Recent comments by European Union and U.S. lawmakers and insights from privacy experts suggest a new mechanism to ensure safe transatlantic data transfers might soon be introduced.
Caitlin Fennessy, vice president and chief knowledge officer at the International Association of Privacy Professionals, believes a replacement for the defunct Privacy Shield is likely to be announced in the next couple of months.
In February, the U.S. director of the Privacy Shield program, Alex Greenstein, said negotiations were in the “home stretch.” EU officials have also been quoted as saying progress is being made.
If a draft document comes out in May or June, Fennessy said, it will likely gain an adequacy decision by the end of the year and come into effect soon after.
The impetus for the agreement, she said, has been European concerns that since cloud-based services and tools such as Google Analytics might not be compliant with the EU’s General Data Protection Regulation (GDPR), European businesses might be negatively affected.
“The recent Google Analytics cases have certainly pushed the need to reach an agreement quickly,” said Fennessy. “It is not tenable for EU companies, as well as public-sector organizations, to no longer know whether widely used IT and internet tools comply with the GDPR or not and to avoid using them. Barring their use might put European organizations at a disadvantage, especially when everyone else is using them.”
Since Europe’s top court ruled in July 2020 that U.S. law does not provide a similar level of data protection as the European Union, there have been two particular stumbling blocks to creating an alternative to the Privacy Shield.
The first is U.S. reluctance to amend or water down the country’s sweeping surveillance laws. The second has been a lack of available redress for data subjects to complain when their data might have been intercepted (unfairly or otherwise) by U.S. intelligence and law enforcement agencies.
Experts believe the first obstacle is unlikely to ever be remedied, but the lack of redress can be fixed.

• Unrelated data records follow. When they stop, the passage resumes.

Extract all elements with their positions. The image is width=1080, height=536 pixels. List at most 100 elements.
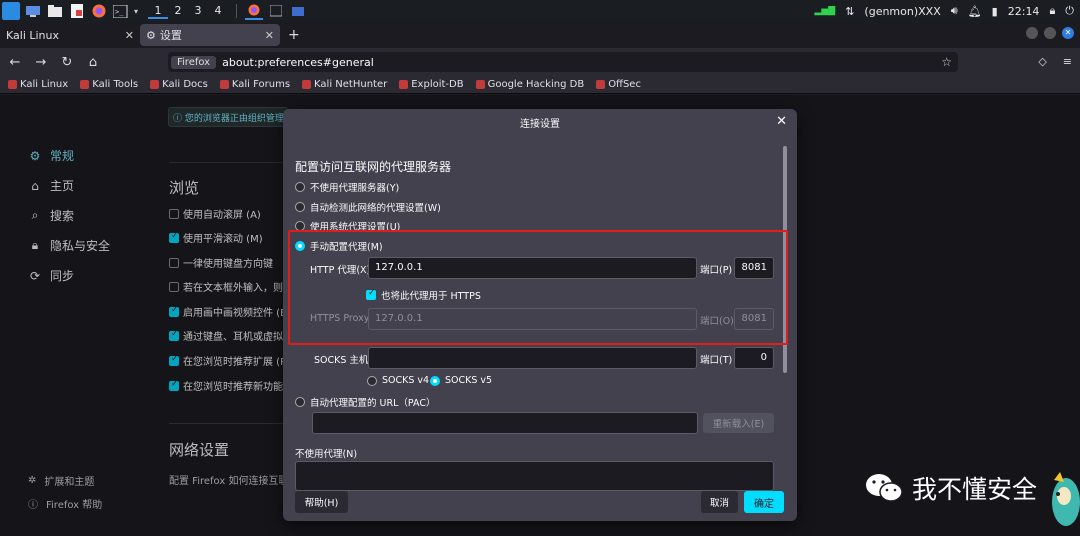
- bookmark-label: OffSec: [608, 79, 641, 90]
- clock[interactable]: 22:14: [1008, 5, 1040, 18]
- gear-icon: ⚙: [146, 28, 156, 42]
- watermark-text: 我不懂安全: [912, 475, 1038, 504]
- forward-icon[interactable]: →: [30, 55, 52, 70]
- battery-icon[interactable]: ▮: [992, 5, 998, 18]
- back-icon[interactable]: ←: [4, 55, 26, 70]
- bookmark-item[interactable]: OffSec: [596, 79, 641, 90]
- socks-version-radio[interactable]: [367, 375, 377, 386]
- socks-version-radio[interactable]: [430, 375, 440, 386]
- socks-version-radio-row[interactable]: SOCKS v5: [430, 375, 492, 386]
- firefox-icon[interactable]: [90, 2, 108, 20]
- bookmark-item[interactable]: Kali Forums: [219, 79, 291, 90]
- power-icon[interactable]: ⏻: [1065, 4, 1074, 18]
- watermark: 我不懂安全: [864, 470, 1037, 506]
- volume-icon[interactable]: 🔊︎: [951, 4, 958, 18]
- proxy-mode-radio-row[interactable]: 自动检测此网络的代理设置(W): [295, 200, 441, 214]
- manual-proxy-highlight: [288, 230, 788, 345]
- pocket-icon[interactable]: ◇: [1038, 55, 1046, 68]
- workspace-1[interactable]: 1: [148, 4, 169, 19]
- pac-url-input[interactable]: [312, 412, 698, 434]
- bookmark-item[interactable]: Exploit-DB: [399, 79, 464, 90]
- ok-button[interactable]: 确定: [744, 491, 784, 513]
- proxy-mode-label: 自动检测此网络的代理设置(W): [310, 203, 441, 214]
- close-icon[interactable]: ✕: [125, 29, 134, 42]
- bookmark-favicon-icon: [475, 80, 485, 89]
- navigation-bar: ← → ↻ ⌂ Firefox about:preferences#genera…: [0, 48, 1080, 76]
- proxy-heading: 配置访问互联网的代理服务器: [295, 160, 452, 174]
- bookmark-favicon-icon: [150, 80, 160, 89]
- identity-label[interactable]: Firefox: [171, 55, 217, 69]
- notification-icon[interactable]: 🔔︎: [968, 5, 982, 18]
- close-icon[interactable]: ✕: [776, 114, 787, 129]
- proxy-mode-radio-row[interactable]: 不使用代理服务器(Y): [295, 180, 399, 194]
- close-icon[interactable]: ✕: [265, 29, 274, 42]
- url-text[interactable]: about:preferences#general: [222, 56, 374, 69]
- pac-radio[interactable]: [295, 397, 305, 407]
- desktop-icon[interactable]: [24, 2, 42, 20]
- bookmark-favicon-icon: [80, 80, 90, 89]
- workspace-4[interactable]: 4: [208, 4, 228, 19]
- files-icon[interactable]: [46, 2, 64, 20]
- reload-icon[interactable]: ↻: [56, 55, 78, 70]
- socks-host-input[interactable]: [368, 347, 697, 369]
- tab-kali-linux[interactable]: Kali Linux ✕: [0, 24, 140, 46]
- bookmark-star-icon[interactable]: ☆: [941, 55, 952, 69]
- tab-settings[interactable]: ⚙ 设置 ✕: [140, 24, 280, 46]
- cancel-button[interactable]: 取消: [701, 491, 738, 513]
- taskbar: >_ ▾ 1234 ▂▅▇ ⇅ (genmon)XXX 🔊︎ 🔔︎ ▮ 22:1…: [0, 0, 1080, 22]
- mascot-icon: [1044, 470, 1080, 530]
- bookmark-label: Kali Forums: [231, 79, 291, 90]
- bookmark-label: Kali Linux: [20, 79, 69, 90]
- dialog-title: 连接设置: [520, 118, 560, 130]
- socks-version-label: SOCKS v4: [382, 375, 430, 386]
- bookmark-item[interactable]: Kali NetHunter: [302, 79, 387, 90]
- url-bar[interactable]: Firefox about:preferences#general ☆: [168, 52, 958, 72]
- user-label[interactable]: (genmon)XXX: [864, 5, 940, 18]
- minimize-button[interactable]: [1026, 27, 1038, 39]
- menu-icon[interactable]: ≡: [1063, 55, 1072, 68]
- bookmark-item[interactable]: Google Hacking DB: [475, 79, 585, 90]
- no-proxy-textarea[interactable]: [295, 461, 774, 491]
- network-activity-icon: ▂▅▇: [814, 6, 836, 16]
- socks-port-input[interactable]: 0: [734, 347, 774, 369]
- bookmark-favicon-icon: [8, 80, 17, 89]
- maximize-button[interactable]: [1044, 27, 1056, 39]
- workspace-3[interactable]: 3: [188, 4, 208, 19]
- pac-radio-row[interactable]: 自动代理配置的 URL（PAC）: [295, 395, 435, 409]
- dialog-header: 连接设置: [283, 109, 797, 135]
- help-button[interactable]: 帮助(H): [295, 491, 348, 513]
- proxy-mode-radio[interactable]: [295, 182, 305, 192]
- proxy-mode-radio[interactable]: [295, 202, 305, 212]
- workspace-2[interactable]: 2: [168, 4, 188, 19]
- socks-host-label: SOCKS 主机: [314, 355, 369, 366]
- firefox-window-icon[interactable]: [245, 2, 264, 20]
- socks-port-label: 端口(T): [700, 355, 733, 366]
- socks-version-radio-row[interactable]: SOCKS v4: [367, 375, 429, 386]
- chevron-down-icon[interactable]: ▾: [134, 7, 138, 16]
- bookmark-item[interactable]: Kali Linux: [8, 79, 68, 90]
- home-icon[interactable]: ⌂: [82, 55, 104, 70]
- proxy-mode-label: 不使用代理服务器(Y): [310, 183, 400, 194]
- reload-pac-button[interactable]: 重新载入(E): [703, 413, 774, 433]
- bookmark-item[interactable]: Kali Tools: [80, 79, 138, 90]
- kali-menu-icon[interactable]: [2, 2, 20, 20]
- terminal-window-icon[interactable]: [267, 2, 285, 20]
- bookmark-label: Google Hacking DB: [487, 79, 585, 90]
- bookmark-item[interactable]: Kali Docs: [150, 79, 208, 90]
- bookmark-favicon-icon: [399, 80, 409, 89]
- editor-icon[interactable]: [68, 2, 86, 20]
- pac-label: 自动代理配置的 URL（PAC）: [310, 398, 436, 409]
- lock-screen-icon[interactable]: 🔒︎: [1049, 4, 1055, 18]
- terminal-icon[interactable]: >_: [112, 2, 130, 20]
- bookmark-favicon-icon: [302, 80, 312, 89]
- tab-label: 设置: [159, 29, 182, 42]
- close-window-button[interactable]: ✕: [1062, 27, 1074, 39]
- workspace-switcher[interactable]: 1234: [148, 4, 228, 19]
- folder-window-icon[interactable]: [289, 2, 307, 20]
- bookmark-favicon-icon: [596, 80, 606, 89]
- new-tab-button[interactable]: +: [288, 27, 300, 43]
- network-icon[interactable]: ⇅: [845, 5, 854, 18]
- bookmark-label: Kali NetHunter: [314, 79, 388, 90]
- no-proxy-label: 不使用代理(N): [295, 449, 358, 460]
- bookmark-favicon-icon: [219, 80, 229, 89]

“The recent Google Analytics cases have certainly pushed the need to reach an agreement quickly. It is not tenable for EU companies, as well as public-sector organizations, to no longer know whether widely used IT and internet tools comply with the GDPR or not.”
Caitlin Fennessy, Vice President and Chief Knowledge Officer, IAPP
On Feb. 16, three legal experts authored a blog examining ways the U.S. government could create, by nonstatutory means, an independent body capable of providing an effective remedy for a European person who believes her or his rights have been infringed by an intelligence service. The authors suggested setting up the redress body by means of an executive order instead of trying to get legislation through Congress.
Fennessy believes the paper’s publication “tests the water” about what a replacement for the Privacy Shield might look like and how the United States would appease EU concerns over citizens’ privacy rights.
Alex Hazell, head of legal and privacy at data marketing and technology firm Acxiom, said, “While we obviously can’t say for sure, it does sound like things are moving in a positive direction.”
Edmund Probert, partner at law firm Spencer West, said while the solution seemingly put forward is “elegant,” it needs firm steps by both the U.S. Department of Justice and President Joe Biden to make it happen.
“Given the current political environment, I wonder whether this comes high on the list of priorities,” he said.
Probert said the methodology for appointing a board that has oversight and deals with complaints is “fraught with difficulties.” He believes board members need “to understand the intelligence systems but not be a part of the system” and have permanent seats “so that the executive cannot remove or influence them.”
Probert said the most sensitive issue is giving those with oversight the power to be able to monitor access to personal data, which “effectively means allowing access to all the U.S. intelligence services—something those services are likely to resist. While all of us who advise in this area would dearly like a solution, I will be surprised if we see anything new in 2022.”
Some doubt whether the European Commission is in tune with U.S. plans.
James Castro-Edwards, counsel at law firm Arnold & Porter, said, “Any attempts to fudge European requirements are likely to be challenged and result in a new deal going the same way as Safe Harbor and the Privacy Shield, thereby sending the process back to square one.”